Regis Corporation, dba SmartStyle, has agreed to pay $60,000 in damages and back pay to a former employee to settle a lawsuit that was brought by the EEOC in the Western District of Texas. Regis’ employee worked as a hair stylist. Due to her claustrophobia, she could not work at a salon station if it was in a confined space located between others. The EEOC claimed in the lawsuit that Regis violated the ADA when it refused to accommodate the stylist’s claustrophobia and then fired her.

According to the EEOC, the stylist was first assigned to a more open station at the salon. Later Regis moved her to work between other stylists. The stylist made repeated requests to continue working in her original spot, but Regis refused to move her back to a station that would permit her to avoid feeling claustrophobic. This move caused increased potential for episodic anxiety attacks. As a result, the stylist had a physical reaction that caused her to visit to the hospital emergency room for treatment for her claustrophobia.
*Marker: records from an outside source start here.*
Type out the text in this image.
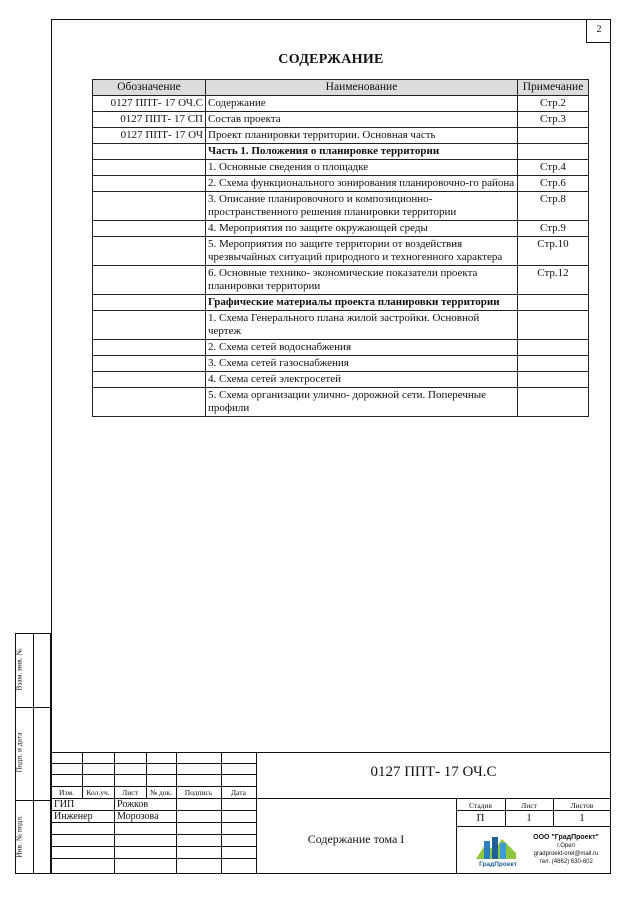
2
СОДЕРЖАНИЕ
Обозначение	Наименование	Примечание
0127 ППТ- 17 ОЧ.С	Содержание	Стр.2
0127 ППТ- 17 СП	Состав проекта	Стр.3
0127 ППТ- 17 ОЧ	Проект планировки территории. Основная часть	
	Часть 1. Положения о планировке территории	
	1. Основные сведения о площадке	Стр.4
	2. Схема функционального зонирования планировочно-го района	Стр.6
	3. Описание планировочного и композиционно-пространственного решения планировки территории	Стр.8
	4. Мероприятия по защите окружающей среды	Стр.9
	5. Мероприятия по защите территории от воздействия чрезвычайных ситуаций природного и техногенного характера	Стр.10
	6. Основные технико- экономические показатели проекта планировки территории	Стр.12
	Графические материалы проекта планировки территории	
	1. Схема Генерального плана жилой застройки. Основной чертеж	
	2. Схема сетей водоснабжения	
	3. Схема сетей газоснабжения	
	4. Схема сетей электросетей	
	5. Схема организации улично- дорожной сети. Поперечные профили	
Взам. инв. №
Подп. и дата
Инв. № подл.
Изм.	Кол.уч.	Лист	№ док.	Подпись	Дата
ГИП	Рожков
Инженер Морозова
0127 ППТ- 17 ОЧ.С
Содержание тома I
Стадия	Лист	Листов
П	1	1
ГрадПроект
ООО "ГрадПроект"
г.Орел
gradproekt-orel@mail.ru
тел. (4862) 630-602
Also, when the stylist requested two months off work to undergo medical treatment, Regis failed to follow through to assist her with the necessary paperwork for medical leave and then fired her.

In addition to the monetary relief, the parties entered into a two-year consent decree. The decree requires Regis to conduct annual ADA training for the district leader, all salon managers, and hair stylists at its salons in Midland, Odessa, and Big Spring, Texas. Regis must also post a notice regarding disability discrimination and describe the reporting procedure for employees who believe they have been discriminated against on the job.